The Williamses teach their children that gender doesn't determine a person's value, that girls can be anything boys can be, and that it's okay to be gay — or even have "multiple husbands," Nonie noted — if that's your jam.

"Whatever form marriage and family comes in, as long as it's about love and commitment, that's okay," Brady said. "Where no one's a victim. Where no one's being compelled to be in it. Consenting adults who love each other should be able to express that in a family setting."

Where no one's a victim. It's a telling sentence, and an important one. Polygamous women are perpetually portrayed as victims, by both Christian conservatives and state feminists alike.

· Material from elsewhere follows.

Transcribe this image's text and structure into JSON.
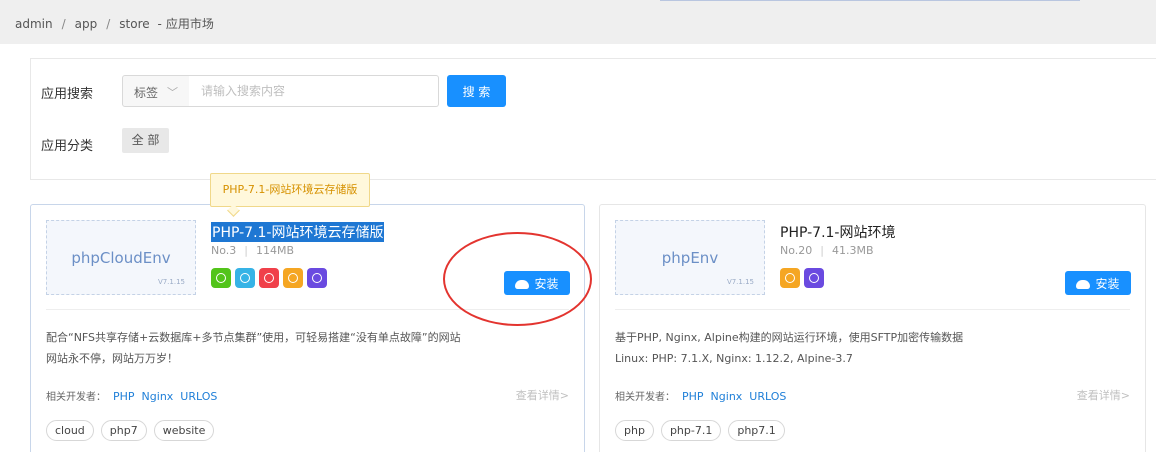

TLC's previous polygamy series, Sister Wives, and HBO's Big Love have somewhat changed the face of polygamy in pop culture, but many people still associate the practice with sexism, spousal abuse, child abuse, and fanaticism. And it's this unsavory image of polygamy that gets used to justify its ban in the United States, much in the same way that tales of homosexuals' depravity were long used to deny them priveleges reserved for monogomous, heterosexual, Christianity-abiding U.S. citizens.

Not to put too much faith in reality TV programming, but showing America that polygamists can be culturally progressive, egalitarian, and otherwise normal-ish could be a good step in overcoming social skepticism toward the practice. A practice that, as Brady says, really comes down to "consenting adults who love each other."